Van Gogh was taken with the colors of the Mediterranean Sea. He wrote that it ‘has a color like mackerel, in other words, changing – you don’t always know if it’s green or purple – you don’t always know if it’s blue – because a second later, its changing reflection has taken on a pink or grey hue’. This is how I feel about emotion: it is a moving adventure.

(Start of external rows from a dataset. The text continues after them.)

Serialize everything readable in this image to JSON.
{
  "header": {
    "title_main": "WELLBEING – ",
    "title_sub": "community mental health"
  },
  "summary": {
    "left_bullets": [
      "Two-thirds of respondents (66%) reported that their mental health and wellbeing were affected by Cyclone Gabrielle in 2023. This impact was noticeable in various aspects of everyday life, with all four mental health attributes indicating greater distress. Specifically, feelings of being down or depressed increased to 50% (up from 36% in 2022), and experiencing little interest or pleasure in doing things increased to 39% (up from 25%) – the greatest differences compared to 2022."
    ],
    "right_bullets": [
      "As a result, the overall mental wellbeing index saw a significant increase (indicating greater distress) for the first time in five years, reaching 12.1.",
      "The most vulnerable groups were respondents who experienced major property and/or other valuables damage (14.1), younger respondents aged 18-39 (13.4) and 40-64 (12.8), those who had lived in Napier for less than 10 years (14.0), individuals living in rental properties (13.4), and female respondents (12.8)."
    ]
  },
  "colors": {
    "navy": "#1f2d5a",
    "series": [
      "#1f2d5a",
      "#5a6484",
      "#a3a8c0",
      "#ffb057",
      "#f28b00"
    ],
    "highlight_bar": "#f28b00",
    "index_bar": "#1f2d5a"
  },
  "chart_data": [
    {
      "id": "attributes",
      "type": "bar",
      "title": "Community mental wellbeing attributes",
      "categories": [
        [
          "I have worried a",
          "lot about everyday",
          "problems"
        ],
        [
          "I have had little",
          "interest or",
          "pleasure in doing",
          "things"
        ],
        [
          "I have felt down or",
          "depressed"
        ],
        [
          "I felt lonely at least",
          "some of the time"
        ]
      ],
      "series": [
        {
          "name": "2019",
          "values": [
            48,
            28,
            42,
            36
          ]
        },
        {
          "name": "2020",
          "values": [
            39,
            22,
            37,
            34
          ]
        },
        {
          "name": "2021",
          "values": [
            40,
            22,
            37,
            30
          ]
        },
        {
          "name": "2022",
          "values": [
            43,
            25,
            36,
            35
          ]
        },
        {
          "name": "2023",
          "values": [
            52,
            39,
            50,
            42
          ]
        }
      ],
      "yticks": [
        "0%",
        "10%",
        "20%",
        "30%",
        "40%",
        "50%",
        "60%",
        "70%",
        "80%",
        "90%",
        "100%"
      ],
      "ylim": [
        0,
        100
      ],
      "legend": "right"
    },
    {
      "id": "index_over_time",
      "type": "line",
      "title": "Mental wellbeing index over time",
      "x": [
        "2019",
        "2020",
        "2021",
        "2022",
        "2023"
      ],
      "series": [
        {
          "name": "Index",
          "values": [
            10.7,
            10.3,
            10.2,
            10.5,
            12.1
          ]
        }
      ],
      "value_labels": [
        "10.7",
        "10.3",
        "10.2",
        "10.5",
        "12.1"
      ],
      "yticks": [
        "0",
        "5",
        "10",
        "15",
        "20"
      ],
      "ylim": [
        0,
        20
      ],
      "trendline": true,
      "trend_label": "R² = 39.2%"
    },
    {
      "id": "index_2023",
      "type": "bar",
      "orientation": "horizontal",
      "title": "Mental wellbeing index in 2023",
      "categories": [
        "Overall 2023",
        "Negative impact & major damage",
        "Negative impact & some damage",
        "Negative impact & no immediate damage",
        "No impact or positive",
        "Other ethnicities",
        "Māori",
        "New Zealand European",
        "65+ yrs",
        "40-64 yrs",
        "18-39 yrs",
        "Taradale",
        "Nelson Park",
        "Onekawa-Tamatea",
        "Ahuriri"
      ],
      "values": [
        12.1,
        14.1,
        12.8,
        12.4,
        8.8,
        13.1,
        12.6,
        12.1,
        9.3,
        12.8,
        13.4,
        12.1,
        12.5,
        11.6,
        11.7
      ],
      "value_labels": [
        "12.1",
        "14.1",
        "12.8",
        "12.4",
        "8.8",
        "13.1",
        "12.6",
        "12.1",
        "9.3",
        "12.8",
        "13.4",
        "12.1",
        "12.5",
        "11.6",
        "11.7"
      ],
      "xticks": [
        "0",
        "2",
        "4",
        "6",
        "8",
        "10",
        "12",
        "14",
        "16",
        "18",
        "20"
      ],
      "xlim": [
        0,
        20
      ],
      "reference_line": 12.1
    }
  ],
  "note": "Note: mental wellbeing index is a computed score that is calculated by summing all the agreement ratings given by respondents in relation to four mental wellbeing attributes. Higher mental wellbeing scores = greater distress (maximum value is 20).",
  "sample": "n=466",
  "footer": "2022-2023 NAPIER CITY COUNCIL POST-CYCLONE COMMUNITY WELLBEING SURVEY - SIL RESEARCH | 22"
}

In Quinces, Lemons, Pears and Grapes (also below), we see his connection with the numinous turn an ordinary still life into something sublime, alive and holy in it's celebration of life.
I will end with this sweet quote from Jung, who always gravitated to working with highly sensitive people and of course is one of the great sensitives of his time. I am wishing you good health. I am wishing you time and space to engage in the depth of processing that is most nurturing and productive for you.
"This excessive sensitiveness very often brings an enrichment of the personality and contributes more to its charm than to the undoing of a person’s character." (Jung 1913, para. 398)
...Exactly :)
Take care, Hannah
Otto, Rudolf (1958), The Idea of the Holy. New York: Oxford University Press.
James, William (1961), The Varieties of Religious Experience. New York: Collier Books.
Jung, Carl (1956) “Symbols of Transformation,” Collected Works, 5, 2nd ed. Princeton: Princeton University Press.